One of the important steps in my investment process is what I call “Exploratory Research.” In this phase, I try to arrange all of the data I gathered to analyze how it relates to both each other and also many different variables.  The goal of this exercise is to get as creative as possible, with the hope of developing an analytical edge.  At the very least, this analysis will help me to understand how a business might react considering a range of economic scenarios.

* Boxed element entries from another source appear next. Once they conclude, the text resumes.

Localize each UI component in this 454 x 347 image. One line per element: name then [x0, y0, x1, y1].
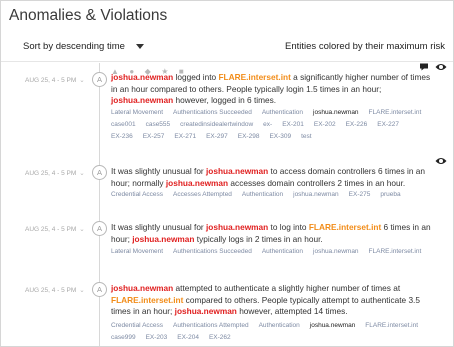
tag[interactable]: Authentication — [259, 322, 300, 329]
tag[interactable]: Credential Access — [111, 322, 163, 329]
chevron-down-icon[interactable]: ⌄ — [79, 77, 84, 84]
tag[interactable]: Authentication — [242, 191, 283, 198]
tag[interactable]: Authentications Attempted — [173, 322, 249, 329]
entry-message: It was slightly unusual for joshua.newma… — [111, 166, 426, 188]
tag[interactable]: Authentication — [262, 109, 303, 116]
tag[interactable]: EX-226 — [346, 121, 368, 128]
entity-link[interactable]: joshua.newman — [111, 72, 173, 82]
entry-message: It was slightly unusual for joshua.newma… — [111, 222, 431, 244]
chevron-down-icon[interactable]: ⌄ — [79, 226, 84, 233]
entity-link[interactable]: joshua.newman — [111, 95, 173, 105]
sort-dropdown-label: Sort by descending time — [23, 41, 125, 52]
color-legend-note: Entities colored by their maximum risk — [285, 41, 445, 52]
tag-entity[interactable]: joshua.newman — [310, 322, 356, 329]
entry-tags: Lateral Movement Authentications Succeede… — [111, 109, 451, 145]
entry-tags: Lateral Movement Authentications Succeede… — [111, 248, 451, 260]
tag-entity[interactable]: joshua.newman — [313, 109, 359, 116]
entity-link[interactable]: joshua.newman — [166, 178, 228, 188]
tag[interactable]: case555 — [146, 121, 171, 128]
host-link[interactable]: FLARE.interset.int — [309, 222, 381, 232]
chevron-down-icon[interactable]: ⌄ — [79, 287, 84, 294]
eye-icon[interactable] — [435, 62, 447, 72]
tag[interactable]: EX-298 — [238, 133, 260, 140]
tag[interactable]: EX-204 — [177, 334, 199, 341]
host-link[interactable]: FLARE.interset.int — [111, 295, 183, 305]
sort-dropdown[interactable]: Sort by descending time — [23, 41, 144, 52]
tag[interactable]: case999 — [111, 334, 136, 341]
page-title: Anomalies & Violations — [9, 7, 168, 24]
timeline-line — [99, 63, 100, 346]
tag[interactable]: EX-227 — [377, 121, 399, 128]
tag[interactable]: EX-203 — [146, 334, 168, 341]
entry-time: AUG 25, 4 - 5 PM ⌄ — [25, 226, 85, 233]
tag[interactable]: Lateral Movement — [111, 248, 163, 255]
avatar[interactable]: A — [92, 221, 107, 236]
entity-link[interactable]: joshua.newman — [111, 283, 173, 293]
tag[interactable]: prueba — [380, 191, 400, 198]
entity-link[interactable]: joshua.newman — [132, 234, 194, 244]
tag[interactable]: EX-275 — [349, 191, 371, 198]
tag[interactable]: EX-257 — [143, 133, 165, 140]
tag[interactable]: EX-309 — [269, 133, 291, 140]
avatar[interactable]: A — [92, 72, 107, 87]
entry-message: joshua.newman logged into FLARE.interset… — [111, 72, 431, 105]
entry-time: AUG 25, 4 - 5 PM ⌄ — [25, 170, 85, 177]
tag[interactable]: EX-236 — [111, 133, 133, 140]
anomalies-panel: Anomalies & Violations Sort by descendin… — [0, 0, 454, 347]
sort-bar: Sort by descending time Entities colored… — [1, 35, 453, 62]
tag[interactable]: test — [301, 133, 311, 140]
tag[interactable]: EX-297 — [206, 133, 228, 140]
chevron-down-icon — [135, 43, 144, 49]
comment-icon[interactable] — [419, 62, 429, 72]
entry-time: AUG 25, 4 - 5 PM ⌄ — [25, 287, 85, 294]
tag[interactable]: joshua.newman — [293, 191, 339, 198]
tag[interactable]: ex- — [263, 121, 272, 128]
eye-icon[interactable] — [435, 156, 447, 166]
entry-time: AUG 25, 4 - 5 PM ⌄ — [25, 77, 85, 84]
tag[interactable]: Credential Access — [111, 191, 163, 198]
entity-link[interactable]: joshua.newman — [175, 306, 237, 316]
tag[interactable]: FLARE.interset.int — [369, 109, 422, 116]
tag[interactable]: EX-202 — [314, 121, 336, 128]
tag[interactable]: Accesses Attempted — [173, 191, 232, 198]
tag[interactable]: joshua.newman — [313, 248, 359, 255]
tag[interactable]: EX-201 — [282, 121, 304, 128]
entry-tags: Credential Access Accesses Attempted Authe… — [111, 191, 451, 203]
tag[interactable]: Lateral Movement — [111, 109, 163, 116]
entity-link[interactable]: joshua.newman — [206, 166, 268, 176]
entity-link[interactable]: joshua.newman — [206, 222, 268, 232]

I used to find economic data on Bloomberg, Capital IQ, or dozens of different websites.   However, I recently discovered an incredible Add-In for Microsoft Excel.   It is called the “FRED Add-in” and is provided by the Federal Reserve Bank of St. Louis.  As described on their website:

The Federal Reserve Bank of St. Louis Economic Data (FRED) Add-In is free software that will significantly reduce the amount of time spent collecting and organizing macroeconomic data. The FRED add-in provides free access to over 30,000 data series from various sources (e.g., BEA, BLS, Census, and OECD) directly through Microsoft Excel.

Key Features:

  • One-click instant download of economic time series.
  • Browse the most popular data and search the FRED database.
  • Quick and easy data frequency conversion and growth rate calculations.
  • Instantly refresh and update spreadsheets with newly released data.
  • Create graphs with NBER recession shading and an auto update feature.

The best part is that the Add-In is free!  It is an amazing and powerful tool that you can download here.

A second resource I recently stumbled upon is Insidertrading.org which can be found here:  http://insidertrading.org/ .  It is another fantastic FREE resource to track insider buys and sells.  While I have found several websites in the past that provide insider buying/selling summaries, insidertrading.org seems to be the most comprehensive free site.  As value investors know, insider transactions can be a great place to find new investment ideas or raise questions about existing holdings.